2014 beschloss der Verein endlich seine Geschichte aufzuarbeiten. Der Stadtrivale hatte es drei Jahre vorher mit „Grün-Weiß unterm Hakenkreuz“ vorgemacht, im November 2018 zog die Austria mit „Ein Fußballverein aus Wien“ nach. Immerhin zählen aktuell mit dem langjährigen Präsidenten Wolfgang Katzian und Ex-Bürgermeister Häupl prominente Sozialdemokraten, denen Antifaschismus ein besonderes Anliegen ist, zu Fans und Funktionären des FAK. Gleich vier renommierte Historiker bzw. Sportjournalisten haben am rund 300‑seitigen Buch samt Tabellenanhang mitgearbeitet. Man spürt wie die Herren Hachleitner, Marschik, Müllner und Skocek bemüht waren alles richtig zu machen. Sieben Vorwortschreiber – von „Schneckerl“ Prohaska bis zum ehemaligen Wiener Stadtschulratspräsidenten Kurt Scholz – geben einhellig die Marschroute vor: Ein Buch von Gestern, um Heute ein schlimme(re)s Da-Capo zu verhindern. Nie wieder!

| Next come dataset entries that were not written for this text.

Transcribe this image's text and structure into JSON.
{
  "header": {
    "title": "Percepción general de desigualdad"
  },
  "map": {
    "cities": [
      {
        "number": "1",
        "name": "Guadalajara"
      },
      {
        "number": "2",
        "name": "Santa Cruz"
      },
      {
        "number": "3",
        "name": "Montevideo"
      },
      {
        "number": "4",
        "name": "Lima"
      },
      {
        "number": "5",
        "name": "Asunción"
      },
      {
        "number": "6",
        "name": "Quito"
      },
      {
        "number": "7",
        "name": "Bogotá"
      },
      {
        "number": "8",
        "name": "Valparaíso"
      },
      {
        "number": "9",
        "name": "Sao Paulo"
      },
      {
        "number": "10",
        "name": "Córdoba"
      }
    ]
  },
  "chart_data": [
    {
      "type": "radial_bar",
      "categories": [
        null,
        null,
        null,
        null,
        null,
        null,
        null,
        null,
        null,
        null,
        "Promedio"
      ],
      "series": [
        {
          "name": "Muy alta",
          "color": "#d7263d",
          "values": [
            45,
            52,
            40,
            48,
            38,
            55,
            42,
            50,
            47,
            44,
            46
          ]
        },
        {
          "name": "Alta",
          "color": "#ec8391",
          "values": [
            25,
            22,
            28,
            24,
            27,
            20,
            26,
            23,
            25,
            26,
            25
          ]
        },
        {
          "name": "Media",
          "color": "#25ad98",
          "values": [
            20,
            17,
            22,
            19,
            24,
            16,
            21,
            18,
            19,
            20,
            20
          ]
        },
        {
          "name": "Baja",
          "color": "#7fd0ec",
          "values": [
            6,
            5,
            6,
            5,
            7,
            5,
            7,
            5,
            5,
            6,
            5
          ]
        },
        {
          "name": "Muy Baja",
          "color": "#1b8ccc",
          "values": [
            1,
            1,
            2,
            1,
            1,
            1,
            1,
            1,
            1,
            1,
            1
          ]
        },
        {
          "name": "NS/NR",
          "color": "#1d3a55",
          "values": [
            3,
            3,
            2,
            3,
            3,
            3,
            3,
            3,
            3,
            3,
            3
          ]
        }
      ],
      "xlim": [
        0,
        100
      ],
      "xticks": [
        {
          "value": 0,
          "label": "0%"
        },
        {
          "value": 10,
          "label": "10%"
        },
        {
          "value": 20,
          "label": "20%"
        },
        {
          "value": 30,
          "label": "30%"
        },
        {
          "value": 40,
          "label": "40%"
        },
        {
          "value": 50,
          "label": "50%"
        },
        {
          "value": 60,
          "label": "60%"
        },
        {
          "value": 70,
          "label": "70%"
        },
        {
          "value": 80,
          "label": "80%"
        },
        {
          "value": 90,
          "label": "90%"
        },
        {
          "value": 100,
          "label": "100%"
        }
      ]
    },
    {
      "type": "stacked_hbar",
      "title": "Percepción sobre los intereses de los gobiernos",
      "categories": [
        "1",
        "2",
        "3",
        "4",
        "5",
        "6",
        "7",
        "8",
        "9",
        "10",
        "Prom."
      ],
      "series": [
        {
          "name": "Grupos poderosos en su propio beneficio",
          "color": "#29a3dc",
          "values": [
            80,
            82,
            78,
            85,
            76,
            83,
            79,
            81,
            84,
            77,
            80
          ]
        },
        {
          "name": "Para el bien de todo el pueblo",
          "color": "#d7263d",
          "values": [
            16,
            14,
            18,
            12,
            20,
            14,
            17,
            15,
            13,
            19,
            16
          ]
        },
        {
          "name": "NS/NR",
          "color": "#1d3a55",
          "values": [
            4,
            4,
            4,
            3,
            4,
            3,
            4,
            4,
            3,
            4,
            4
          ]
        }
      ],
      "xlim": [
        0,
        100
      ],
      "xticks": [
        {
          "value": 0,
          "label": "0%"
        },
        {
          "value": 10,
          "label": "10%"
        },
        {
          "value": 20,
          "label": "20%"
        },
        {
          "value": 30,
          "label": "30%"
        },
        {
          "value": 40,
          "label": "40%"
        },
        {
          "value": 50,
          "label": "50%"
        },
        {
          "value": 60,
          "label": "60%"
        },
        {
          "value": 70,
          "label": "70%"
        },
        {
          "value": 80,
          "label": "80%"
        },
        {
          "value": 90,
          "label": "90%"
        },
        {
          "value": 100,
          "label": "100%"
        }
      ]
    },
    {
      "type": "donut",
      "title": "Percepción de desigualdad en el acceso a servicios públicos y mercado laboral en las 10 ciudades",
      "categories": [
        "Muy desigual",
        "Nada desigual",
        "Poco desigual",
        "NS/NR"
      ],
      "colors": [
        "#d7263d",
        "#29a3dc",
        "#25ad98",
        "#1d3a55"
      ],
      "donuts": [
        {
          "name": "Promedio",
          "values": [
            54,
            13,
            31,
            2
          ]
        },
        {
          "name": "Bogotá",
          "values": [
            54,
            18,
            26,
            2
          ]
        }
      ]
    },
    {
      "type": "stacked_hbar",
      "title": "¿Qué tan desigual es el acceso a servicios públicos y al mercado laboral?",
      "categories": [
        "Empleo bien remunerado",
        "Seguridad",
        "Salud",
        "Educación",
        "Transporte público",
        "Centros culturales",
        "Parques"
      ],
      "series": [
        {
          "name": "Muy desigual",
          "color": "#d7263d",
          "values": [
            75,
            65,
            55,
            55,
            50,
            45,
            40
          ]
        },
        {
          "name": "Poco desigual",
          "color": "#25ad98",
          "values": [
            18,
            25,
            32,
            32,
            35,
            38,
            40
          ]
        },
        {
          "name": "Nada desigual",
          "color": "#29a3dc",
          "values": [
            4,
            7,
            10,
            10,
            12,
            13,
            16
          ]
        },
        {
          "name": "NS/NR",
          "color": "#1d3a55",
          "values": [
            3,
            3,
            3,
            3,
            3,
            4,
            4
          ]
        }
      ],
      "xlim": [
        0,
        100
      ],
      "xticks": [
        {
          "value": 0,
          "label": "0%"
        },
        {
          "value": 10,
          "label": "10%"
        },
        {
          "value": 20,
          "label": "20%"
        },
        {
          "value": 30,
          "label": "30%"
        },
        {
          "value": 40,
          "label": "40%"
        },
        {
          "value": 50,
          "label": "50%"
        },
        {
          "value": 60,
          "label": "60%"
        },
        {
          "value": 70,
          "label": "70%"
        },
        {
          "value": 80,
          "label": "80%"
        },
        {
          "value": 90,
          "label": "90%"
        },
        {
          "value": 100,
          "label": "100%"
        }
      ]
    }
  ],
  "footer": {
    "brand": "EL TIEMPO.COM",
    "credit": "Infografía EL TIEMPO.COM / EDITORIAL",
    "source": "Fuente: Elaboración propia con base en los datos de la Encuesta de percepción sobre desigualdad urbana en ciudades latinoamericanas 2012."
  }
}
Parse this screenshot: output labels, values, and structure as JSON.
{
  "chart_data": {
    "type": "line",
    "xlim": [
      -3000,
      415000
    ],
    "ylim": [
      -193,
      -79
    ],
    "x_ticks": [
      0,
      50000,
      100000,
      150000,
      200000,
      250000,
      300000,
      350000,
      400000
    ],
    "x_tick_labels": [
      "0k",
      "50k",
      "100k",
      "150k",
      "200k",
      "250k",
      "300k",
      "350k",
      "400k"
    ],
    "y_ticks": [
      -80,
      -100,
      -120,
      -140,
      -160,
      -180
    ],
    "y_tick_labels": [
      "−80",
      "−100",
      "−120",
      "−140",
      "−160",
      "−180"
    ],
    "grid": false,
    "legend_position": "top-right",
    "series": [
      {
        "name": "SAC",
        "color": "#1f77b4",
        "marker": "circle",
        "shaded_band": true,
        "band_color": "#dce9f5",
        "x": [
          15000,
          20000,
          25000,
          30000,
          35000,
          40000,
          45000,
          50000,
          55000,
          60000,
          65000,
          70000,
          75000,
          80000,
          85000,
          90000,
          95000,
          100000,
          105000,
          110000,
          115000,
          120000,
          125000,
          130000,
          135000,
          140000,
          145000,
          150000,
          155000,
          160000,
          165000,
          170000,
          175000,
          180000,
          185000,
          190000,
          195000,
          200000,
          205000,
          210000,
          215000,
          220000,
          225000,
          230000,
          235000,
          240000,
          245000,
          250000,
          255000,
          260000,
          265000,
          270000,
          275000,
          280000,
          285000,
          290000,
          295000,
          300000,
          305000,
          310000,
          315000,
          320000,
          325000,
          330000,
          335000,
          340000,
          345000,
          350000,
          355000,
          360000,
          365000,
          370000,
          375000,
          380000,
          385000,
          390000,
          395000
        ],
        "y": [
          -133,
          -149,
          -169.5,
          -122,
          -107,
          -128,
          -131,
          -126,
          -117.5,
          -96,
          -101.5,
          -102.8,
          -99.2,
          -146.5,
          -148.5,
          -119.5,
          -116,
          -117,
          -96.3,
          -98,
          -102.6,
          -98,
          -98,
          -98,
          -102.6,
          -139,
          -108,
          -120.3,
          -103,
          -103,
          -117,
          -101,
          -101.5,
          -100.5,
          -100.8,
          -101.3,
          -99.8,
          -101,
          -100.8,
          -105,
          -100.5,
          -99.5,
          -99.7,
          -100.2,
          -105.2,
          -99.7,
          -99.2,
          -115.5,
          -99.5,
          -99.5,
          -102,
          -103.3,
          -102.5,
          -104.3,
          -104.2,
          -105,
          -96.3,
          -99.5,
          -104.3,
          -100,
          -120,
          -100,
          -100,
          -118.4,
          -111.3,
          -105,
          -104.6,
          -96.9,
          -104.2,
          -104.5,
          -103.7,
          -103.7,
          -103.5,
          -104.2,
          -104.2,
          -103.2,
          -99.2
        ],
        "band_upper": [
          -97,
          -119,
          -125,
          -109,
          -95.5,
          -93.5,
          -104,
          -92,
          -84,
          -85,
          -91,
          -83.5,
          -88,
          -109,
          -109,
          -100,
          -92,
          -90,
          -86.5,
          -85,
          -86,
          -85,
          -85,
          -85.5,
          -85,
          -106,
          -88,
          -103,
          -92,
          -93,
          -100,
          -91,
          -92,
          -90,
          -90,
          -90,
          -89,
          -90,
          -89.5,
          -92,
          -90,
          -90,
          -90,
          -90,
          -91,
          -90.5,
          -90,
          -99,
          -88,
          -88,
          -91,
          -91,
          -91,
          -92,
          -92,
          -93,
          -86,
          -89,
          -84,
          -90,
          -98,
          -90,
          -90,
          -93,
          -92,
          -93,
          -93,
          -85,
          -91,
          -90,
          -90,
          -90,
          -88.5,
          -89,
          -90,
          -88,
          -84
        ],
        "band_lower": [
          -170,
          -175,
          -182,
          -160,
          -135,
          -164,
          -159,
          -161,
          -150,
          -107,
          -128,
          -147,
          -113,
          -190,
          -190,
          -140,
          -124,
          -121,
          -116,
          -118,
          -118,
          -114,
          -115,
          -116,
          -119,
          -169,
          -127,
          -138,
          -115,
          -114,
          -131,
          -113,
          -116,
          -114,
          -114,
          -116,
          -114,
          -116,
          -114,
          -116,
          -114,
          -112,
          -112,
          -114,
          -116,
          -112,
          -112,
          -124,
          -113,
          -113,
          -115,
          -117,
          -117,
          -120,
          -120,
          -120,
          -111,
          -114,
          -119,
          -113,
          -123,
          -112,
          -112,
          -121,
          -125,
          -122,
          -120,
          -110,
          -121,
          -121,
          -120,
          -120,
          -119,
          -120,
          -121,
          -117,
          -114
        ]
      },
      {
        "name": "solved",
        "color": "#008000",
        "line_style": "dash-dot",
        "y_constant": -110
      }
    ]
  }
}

„Hier stehen wir jetzt am Beginn einer Reise in die Vergangenheit…“
In einem eloquenten Vorwort rezipiert das Autoren-Quartett die Geschichte der Austria und erklärt, dass sich die Schlanke-Fuß-Spielweise aus den englischen Wurzeln und dem ungarischen Einfluss um die Jahrhundertwende zusammensetzte. Es ist kein Zufall, dass Sindelar, Ocwirk und Prohaska ihre Schuhe für die Veilchen schnürten. Eleganz und Stil waren auch in schweren Zeiten der Anspruch der Violetten. Die Autoren vergleichen die damalige Wirtschaftskrise, die Probleme wie Massenelend, Antisemitismus und Nationalismus hervorbrachte, bedingt mit der aktuellen ökonomischen Situation, die sich auch im österreichischen Fußball widerspiegelt: „Salzburg lässt den ehemaligen europäischen Spitzenklubs Austria und Rapid […] bestenfalls noch den Kampf um die Kronprinzenrolle übrig.“
Trotz des offiziellen Gründungsjahres 1911 beginnt die Geschichte der Austria so richtig anno 1926. In diesem Jahr lagerte der Wiener Amateur-Sportverein seine Profi-Fußballsektion nach dem Vorbild des MTK Budapest in einen neuen Klub namens Austria aus. Altlasten behindern zunächst das Vorwärtskommen des Vereins, der schon damals mit legendären Kickern (und ab 1931 mit seinem Kultpräsidenten Emanuel „Michl“ Schwarz besetzt ist. Langsam aber stetig etabliert man sich doch und fühlt sich durch und durch als etwas Besonderes, als Ur-Wiener Fußballverein: Die Austria ist eine Marke, die für divenhaften Scheiberl-Kick, Doktore im Vorstand, festliche Bankette und verwöhnte Spieler steht. Sogar die Geschäfte werden lange im Hinterzimmer des Dom-Cafés in zentraler Stadtlage geführt. Ihre Spielweise kann man gesellschaftspolitisch folgendermaßen resümieren: „Hier sollten bürgerliche Individuen ein ihren Vorstellungen entsprechendes Spiel vorführen.“ Als „Judenklub“ gilt die Austria recht bald, aber nicht weil sie – im Gegensatz zur Hakoah – laut Satzung als jüdischer Sportverein konzipiert ist, sondern weil sie eine prozentual betrachtet hohe Anzahl semitischer Funktionäre hat. Zum Zeitpunkt des Anschlusses an Nazi-Deutschland besteht der Vorstand sogar ausschließlich aus Juden: Siegfried Sass, Heinrich Bauer, Martin Witt und Felix Gerstmann sind als Unternehmer in unterschiedlichen Branchen tätig, Michael Lukacs ist Juwelier, Jakob Zeichner Prokurist, Oskar Reisz Bankbeamter. Jüdische Spieler gibt es in der Mannschaft dagegen nicht.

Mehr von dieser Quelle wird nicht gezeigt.